Of course, if something made you feel strongly enough to share, it'll probably make those you share it with feel the same way. What will they in turn do? Share it yet again with others in their community... do that a few more times, and thanks to the wonders of mathematics's exponential function, you've got yourself a bona fide virality effect.
Make it new, but not so new that it goes over people's heads.
When something goes viral, it means the target simply "gets it" at first glance. For this to happen, the viral idea needs to strike the fine balance between being new and different, but not so different that it causes confusion. In psychology this is called minimally counterintuitive ideas, or MCIs.
Ideas that are too intuitive are boring. They seem like common sense, and we know that they will not introduce anything new to the lives of those around us. So, we're less likely to share them. Conversely, ideas that are intellectually convoluted are just too cognitively demanding: they're time-consuming for our brains to unpack, and this slowness goes against what it means to go viral, by definition.

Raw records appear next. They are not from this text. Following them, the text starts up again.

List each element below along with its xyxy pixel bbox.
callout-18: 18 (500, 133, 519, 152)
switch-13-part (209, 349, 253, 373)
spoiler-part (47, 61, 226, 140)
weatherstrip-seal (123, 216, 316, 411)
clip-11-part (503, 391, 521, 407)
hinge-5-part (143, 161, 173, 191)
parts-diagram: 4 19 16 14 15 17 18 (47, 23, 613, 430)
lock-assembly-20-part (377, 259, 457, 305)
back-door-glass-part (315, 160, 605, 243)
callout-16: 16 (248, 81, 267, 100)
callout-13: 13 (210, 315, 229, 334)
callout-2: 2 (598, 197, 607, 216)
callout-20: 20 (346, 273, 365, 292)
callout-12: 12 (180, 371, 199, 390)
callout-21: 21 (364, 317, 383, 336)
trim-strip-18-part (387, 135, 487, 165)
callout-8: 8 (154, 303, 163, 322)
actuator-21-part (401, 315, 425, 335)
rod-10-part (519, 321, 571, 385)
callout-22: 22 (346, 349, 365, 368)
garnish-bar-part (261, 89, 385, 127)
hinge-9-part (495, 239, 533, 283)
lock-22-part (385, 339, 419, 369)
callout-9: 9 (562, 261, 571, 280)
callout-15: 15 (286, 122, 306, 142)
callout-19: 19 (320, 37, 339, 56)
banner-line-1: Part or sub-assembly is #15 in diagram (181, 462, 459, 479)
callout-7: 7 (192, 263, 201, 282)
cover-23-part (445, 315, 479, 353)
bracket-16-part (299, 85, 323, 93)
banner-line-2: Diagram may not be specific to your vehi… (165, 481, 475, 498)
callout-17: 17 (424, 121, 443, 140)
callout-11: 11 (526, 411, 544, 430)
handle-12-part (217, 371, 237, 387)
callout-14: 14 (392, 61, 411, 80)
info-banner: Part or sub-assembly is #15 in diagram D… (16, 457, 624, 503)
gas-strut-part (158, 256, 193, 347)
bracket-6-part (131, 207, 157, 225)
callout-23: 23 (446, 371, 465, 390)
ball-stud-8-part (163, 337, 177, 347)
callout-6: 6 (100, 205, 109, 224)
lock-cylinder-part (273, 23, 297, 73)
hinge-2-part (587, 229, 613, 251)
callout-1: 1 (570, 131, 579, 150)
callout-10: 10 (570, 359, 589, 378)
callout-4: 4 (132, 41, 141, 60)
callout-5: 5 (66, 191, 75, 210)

Minimally counterintuitive ideas are a cognitive optimum. The way they work is that they violate just the right number of expectations we have about something, making it interesting without being too foreign.
Bernie Sanders, kitted in a plain brown coat, oversized fuzzy mittens, arms and legs crossed, sitting on a fold-out chair at the Presidential Inauguration hits that spot. It is an intuitive assumption that Sanders, himself a serious politician and a presidential candidate not too long before that photo was taken, would be present at this event.
However, the juxtaposition of the gravity of the situation with Bernie's fuzzy mittens keeping him warm was too joyful not to share. The public hadn't built up an immunity against this concept yet. It was minimally counterintuitive, it evoked strong emotion, and there was a race to share it once it appeared on screen. The result? It spread like wildfire.